The Chicago Tribune may have just stumbled upon a food-industry scoop for the ages. It sent a reporter to visit the Harland Sanders Café and Museum in Kentucky for what started out as a standard travel piece, but ended with a fried-chicken recipe containing “11 spices” and utter disbelief.
The writer met the colonel’s nephew, Joe Ledington, and the two got to paging through a Sanders-family scrapbook. Ledington pulled out the last will and testament of Sanders’s second wife, and on the back was literally a handwritten recipe for a fried-chicken spice blend.
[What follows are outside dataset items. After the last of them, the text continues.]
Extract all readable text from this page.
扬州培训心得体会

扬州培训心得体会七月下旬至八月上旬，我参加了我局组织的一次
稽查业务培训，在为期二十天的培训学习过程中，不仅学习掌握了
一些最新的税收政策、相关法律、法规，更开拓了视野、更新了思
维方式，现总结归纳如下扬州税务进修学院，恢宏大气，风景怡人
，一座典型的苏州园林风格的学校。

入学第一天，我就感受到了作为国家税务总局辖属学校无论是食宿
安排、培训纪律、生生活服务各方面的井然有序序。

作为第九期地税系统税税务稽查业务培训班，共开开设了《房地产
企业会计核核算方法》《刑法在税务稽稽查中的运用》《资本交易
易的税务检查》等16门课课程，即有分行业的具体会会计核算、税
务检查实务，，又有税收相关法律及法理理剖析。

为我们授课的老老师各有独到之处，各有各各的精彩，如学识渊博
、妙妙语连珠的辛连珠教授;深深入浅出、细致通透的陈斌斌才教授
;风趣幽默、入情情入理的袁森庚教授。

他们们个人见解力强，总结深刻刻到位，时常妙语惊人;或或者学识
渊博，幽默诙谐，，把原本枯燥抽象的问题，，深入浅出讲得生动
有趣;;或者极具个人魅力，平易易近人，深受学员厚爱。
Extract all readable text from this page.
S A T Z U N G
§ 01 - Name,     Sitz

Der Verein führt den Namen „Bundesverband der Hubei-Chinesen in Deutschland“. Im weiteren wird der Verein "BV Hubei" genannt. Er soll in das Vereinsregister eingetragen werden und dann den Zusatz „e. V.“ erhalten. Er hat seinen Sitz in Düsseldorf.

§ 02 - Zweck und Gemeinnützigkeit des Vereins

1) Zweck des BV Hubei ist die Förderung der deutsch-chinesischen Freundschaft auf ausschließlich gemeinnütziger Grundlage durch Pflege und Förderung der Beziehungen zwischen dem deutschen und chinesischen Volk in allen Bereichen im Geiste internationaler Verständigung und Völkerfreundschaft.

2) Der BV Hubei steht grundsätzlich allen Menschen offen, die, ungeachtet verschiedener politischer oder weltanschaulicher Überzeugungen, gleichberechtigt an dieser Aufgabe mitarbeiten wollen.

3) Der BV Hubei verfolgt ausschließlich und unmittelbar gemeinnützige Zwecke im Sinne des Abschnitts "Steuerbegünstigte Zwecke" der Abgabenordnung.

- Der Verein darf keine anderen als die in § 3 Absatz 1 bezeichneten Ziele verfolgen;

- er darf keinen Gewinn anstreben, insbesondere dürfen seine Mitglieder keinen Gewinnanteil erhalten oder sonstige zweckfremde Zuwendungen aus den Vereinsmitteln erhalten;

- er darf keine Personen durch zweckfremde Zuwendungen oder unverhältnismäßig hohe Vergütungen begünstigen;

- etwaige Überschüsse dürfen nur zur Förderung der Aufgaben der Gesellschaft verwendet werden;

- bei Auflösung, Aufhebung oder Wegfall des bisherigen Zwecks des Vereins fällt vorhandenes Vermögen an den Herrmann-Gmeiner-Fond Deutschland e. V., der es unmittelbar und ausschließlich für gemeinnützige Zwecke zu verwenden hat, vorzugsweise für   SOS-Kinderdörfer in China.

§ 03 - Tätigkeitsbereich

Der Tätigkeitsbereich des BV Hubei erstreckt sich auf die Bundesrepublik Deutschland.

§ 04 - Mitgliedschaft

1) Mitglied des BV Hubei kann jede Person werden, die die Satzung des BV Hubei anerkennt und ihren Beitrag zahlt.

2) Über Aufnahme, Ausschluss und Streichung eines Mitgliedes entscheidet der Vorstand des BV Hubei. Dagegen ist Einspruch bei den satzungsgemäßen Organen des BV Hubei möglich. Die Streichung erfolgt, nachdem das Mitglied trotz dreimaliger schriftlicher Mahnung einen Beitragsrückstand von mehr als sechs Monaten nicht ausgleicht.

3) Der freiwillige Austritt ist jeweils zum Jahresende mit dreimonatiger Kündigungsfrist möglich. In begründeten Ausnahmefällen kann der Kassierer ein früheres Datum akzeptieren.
Asked if this was for real, Ledington casually noted, “That is the original 11 herbs and spices that were supposed to be so secretive.” Sooo, cat’s out of the bag?
The full recipe reads as follows:
11 spices — Mix with 2 cups white fl
1) 2/3 Ts salt
2) 1/2 Ts thyme
3) 1/2 Ts basil
4) 1/3 Ts oregano
5) 1 Ts celery salt
6) 1 Ts black pepper
7) 1 Ts dried mustard
8) 4 Ts paprika
9) 2 Ts garlic salt
10) 1 Ts ground ginger
11) 3 Ts white pepper
Once Ledington realized what he’d done, he struck a much less confident chord, telling the Tribune the recipe “could be” legit, but he can’t say “for sure,” adding that this was the first time he’d shown it to a reporter. Obviously the Tribune test kitchen wasted zero time conducting a side-by-side comparison, and their verdict is that this “is the real deal.” The group’s batch supposedly became “virtually indistinguishable” from KFC’s once they added MSG, which a rep for the chain confirms is a current ingredient.
What goes into the Original Recipe chicken is one of the business world’s most closely guarded trade secrets, and the Tribune’s claim is already bringing other “experts” out of the woodwork to debunk its authenticity. (One writer, whose thing is politics but as bona fides once worked at a KFC in college, says the spice blend is “more grays and blacks than anything,” so the Tribune’s attempt is no good because there’s enough paprika “to turn the flour pink.”) Unsurprisingly, KFC has been cagey so far, releasing a non-answer to the paper’s questions, saying, “Today, we go to great lengths to protect such a sacred blend of herbs and spices.” Also, it sued the last person who claimed to have found the chain’s top-secret recipe.